The US put on its “terrorist list” the owners of currency exchange offices in Lebanon known to have exchanged Euros received from Iran for dollars. It has arrested a well-known businessman who benefits from Hezbollah sympathy and who offers a discount to Hezbollah militants and their families when selling his flats.
Also, with the collaboration of the ex-prime minister Haidar Abadi, the US got Baghdad to freeze over 90 million dollars due to a Lebanese constructor who has fulfilled contracts in various Iraqi cities, but who is accused by the Americans of being close to Hezbollah.
Moreover, the US Treasury Department is forcing the Lebanese Central bank to provide an impressive amount of information and databases on civilians – under the heading of fighting terrorism – and managed to freeze the accounts of many Shia, including those who have nothing whatsoever to do with the organisation.
And finally, the US administration put on its list of terrorists the Secretary-General of Hezbollah, his deputy, and various top leaders. These men will thus never be able to visit Disneyland or enjoy the wildlife in Las Vegas!
The US seems unaware that both Iran and Russia are eager to see the US lift their conditional support to the Lebanese Army and government. In coordination with the Lebanese government, Iran can build many factories in Lebanon, benefitting from its experience in various fields, mainly in the pharmaceutical domain, car production, domestic utilities and military industry. In parallel, Russia is already actively establishing connections with Lebanese officials, inviting them to Moscow, which will increase its presence and foothold in the Lebanon.
There is nothing the US can do to reduce Hezbollah’s military power today. Sayyed Nasrallah is said to be ready to unleash his precision missiles against Israel to show his strength and, above all, to prove how weak Israel will be in any future war. There is no doubt that Israel has an impressive military machine with a great capacity for destruction. Nevertheless, since 1949 Israel has never been subjected to precision missiles with hundreds of explosives on each of their warheads, capable of covering the entire Israeli territory and of reaching any target.
If Israel’s Iron Dome can intercept 80% of Hezbollah’s missiles, the consequences of 2000 missiles (out of 10,000, of which 8000 were intercepted) hitting their targets with 400-500 kg of explosives each are inconceivable for Israel. That means an equivalent of 1.000.000 kgs of explosive if Hezbollah were to limit its use to 10,000 missiles and no more than that (Israel claim Hezbollah has 150,000 rockets and missiles).
Hezbollah represents a sizeable chunk of the Lebanese population.

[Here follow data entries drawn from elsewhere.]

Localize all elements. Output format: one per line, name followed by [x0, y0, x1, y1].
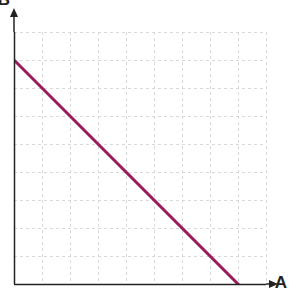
- svg-text:B: B: [0, 0, 10, 9]
- svg-text:A: A: [275, 273, 287, 292]
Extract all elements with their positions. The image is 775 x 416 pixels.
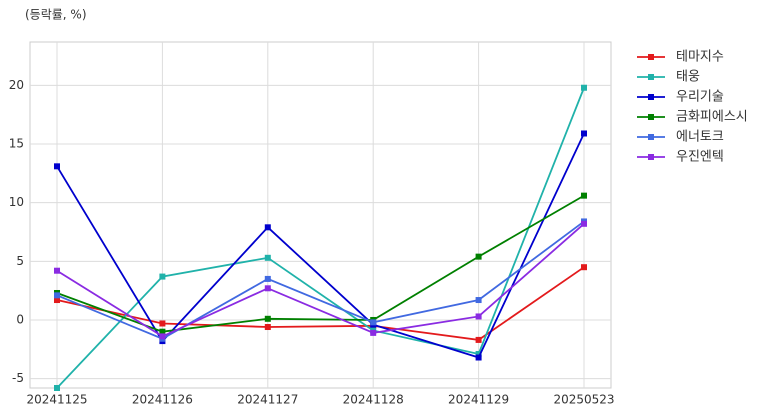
point <box>475 350 482 357</box>
point <box>264 275 271 282</box>
point <box>581 264 587 271</box>
point <box>264 254 271 261</box>
point <box>475 313 482 320</box>
point <box>475 253 482 260</box>
series-line <box>56 223 585 338</box>
legend-marker <box>648 94 654 100</box>
legend-marker <box>648 74 654 80</box>
point <box>159 320 166 327</box>
point <box>581 130 587 137</box>
point <box>54 385 60 391</box>
point <box>581 220 587 227</box>
y-tick-label: 20 <box>9 78 24 92</box>
series-line <box>56 266 585 341</box>
series-line <box>56 87 585 389</box>
point <box>54 292 60 299</box>
point <box>54 267 60 274</box>
legend-label: 에너토크 <box>676 130 724 145</box>
x-tick-label: 20241125 <box>26 393 87 407</box>
plot-frame <box>29 41 612 389</box>
series-line <box>56 220 585 340</box>
legend-label: 우진엔텍 <box>676 150 724 165</box>
point <box>475 336 482 343</box>
point <box>370 319 377 326</box>
legend-marker <box>648 54 654 60</box>
point <box>264 315 271 322</box>
point <box>54 297 60 304</box>
x-tick-label: 20250523 <box>553 393 614 407</box>
legend-marker <box>648 154 654 160</box>
point <box>475 354 482 361</box>
x-tick-label: 20241127 <box>237 393 298 407</box>
x-tick-label: 20241129 <box>448 393 509 407</box>
chart-title: (등락률, %) <box>25 8 87 22</box>
legend-label: 태웅 <box>676 70 700 85</box>
point <box>54 163 60 170</box>
point <box>581 192 587 199</box>
point <box>159 328 166 335</box>
legend-marker <box>648 134 654 140</box>
legend-label: 우리기술 <box>676 90 724 105</box>
series-line <box>56 133 585 359</box>
point <box>264 224 271 231</box>
point <box>159 273 166 280</box>
y-tick-label: 5 <box>16 254 24 268</box>
point <box>581 84 587 91</box>
point <box>264 285 271 292</box>
legend-label: 금화피에스시 <box>676 110 748 125</box>
y-tick-label: 10 <box>9 195 24 209</box>
x-tick-label: 20241126 <box>132 393 193 407</box>
point <box>159 333 166 340</box>
x-tick-label: 20241128 <box>343 393 404 407</box>
point <box>475 297 482 304</box>
y-tick-label: 15 <box>9 137 24 151</box>
y-tick-label: -5 <box>12 371 24 385</box>
point <box>264 324 271 331</box>
point <box>370 329 377 336</box>
y-tick-label: 0 <box>16 312 24 326</box>
legend-marker <box>648 114 654 120</box>
legend-label: 테마지수 <box>676 50 724 65</box>
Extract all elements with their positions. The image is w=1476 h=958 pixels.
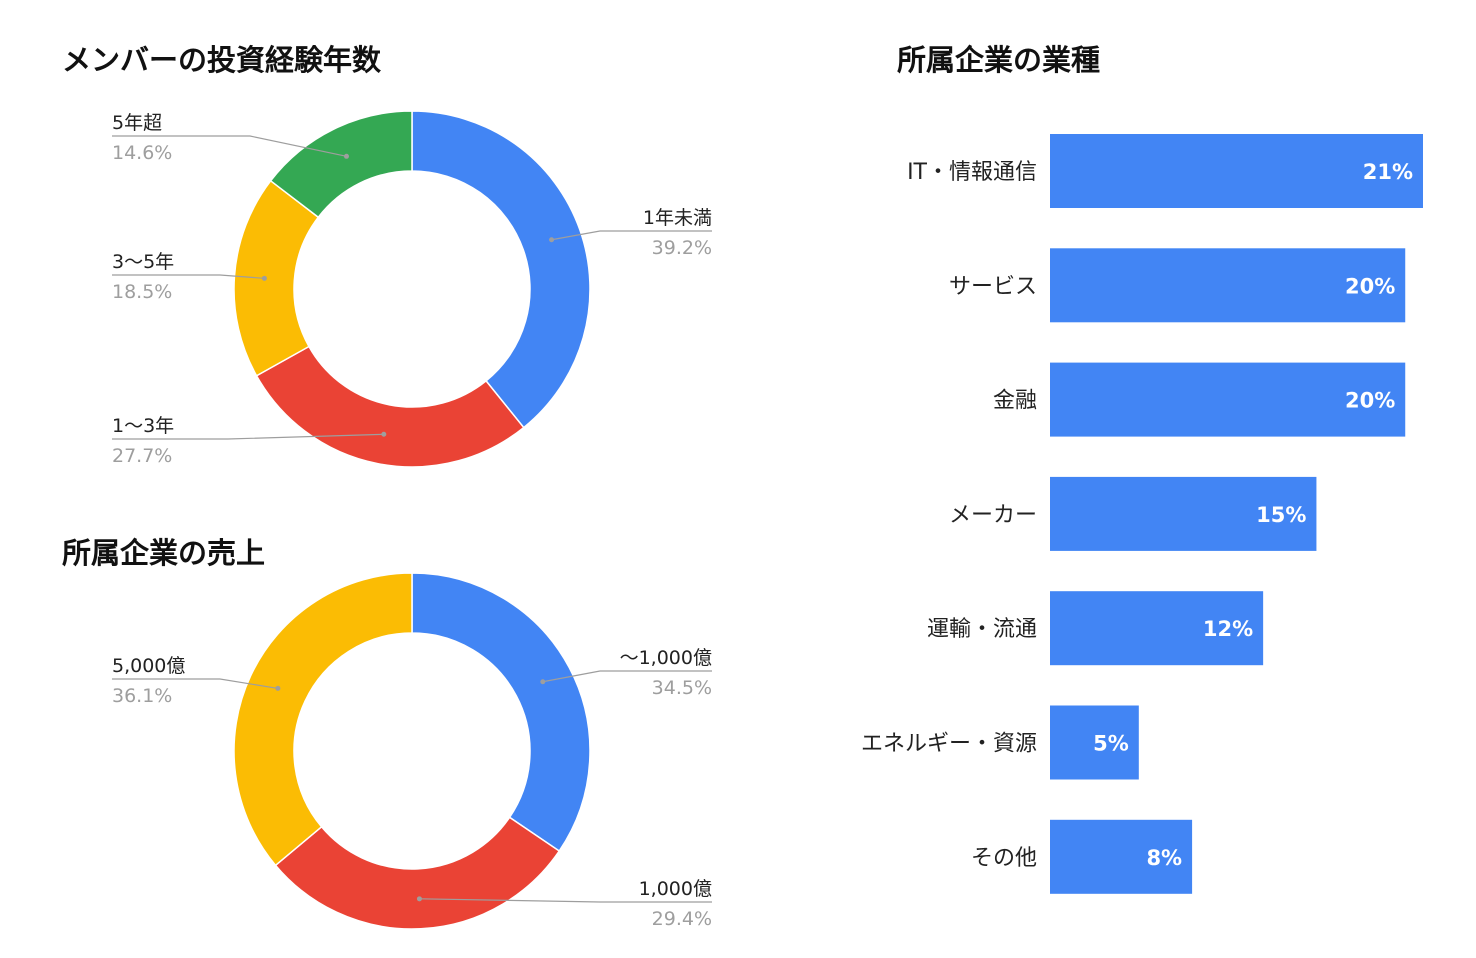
- leader-line: [112, 135, 347, 157]
- slice-percent: 29.4%: [652, 908, 712, 930]
- slice-percent: 36.1%: [112, 685, 172, 707]
- slice-label: 5,000億: [112, 655, 185, 677]
- slice-percent: 18.5%: [112, 281, 172, 303]
- bar: [1050, 705, 1139, 780]
- leader-line: [112, 433, 384, 440]
- leader-dot: [261, 275, 267, 281]
- slice-percent: 39.2%: [652, 237, 712, 259]
- category-label: その他: [971, 846, 1037, 871]
- revenue-chart-title: 所属企業の売上: [62, 536, 265, 570]
- bar: [1050, 362, 1406, 437]
- leader-line: [112, 274, 265, 279]
- revenue-donut-chart: 〜1,000億 34.5% 1,000億 29.4% 5,000億 36.1%: [112, 572, 712, 930]
- leader-dot: [343, 153, 349, 159]
- leader-line: [112, 678, 278, 689]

It is not a conventional organisation, but one that has become part of the “hearts and minds” of the population–an old strategy that Hezbollah adopted so as to integrate with the population and the society it is living in.
Hezbollah did use force domestically on one occasion, in the May 7, 2008 episode when the group took the Lebanese capital by firing only a few bullets-much less time than it took Israel to occupy Beirut in 1982. Hezbollah doesn’t need to use military power to control Lebanon. But the Lebanese Shia are no longer alone in the Axis of Resistance. This axis won’t hesitate to turn tables on the US if pushed to take control of the country: which may happen if the US continues efforts to submit Lebanon to its hegemony.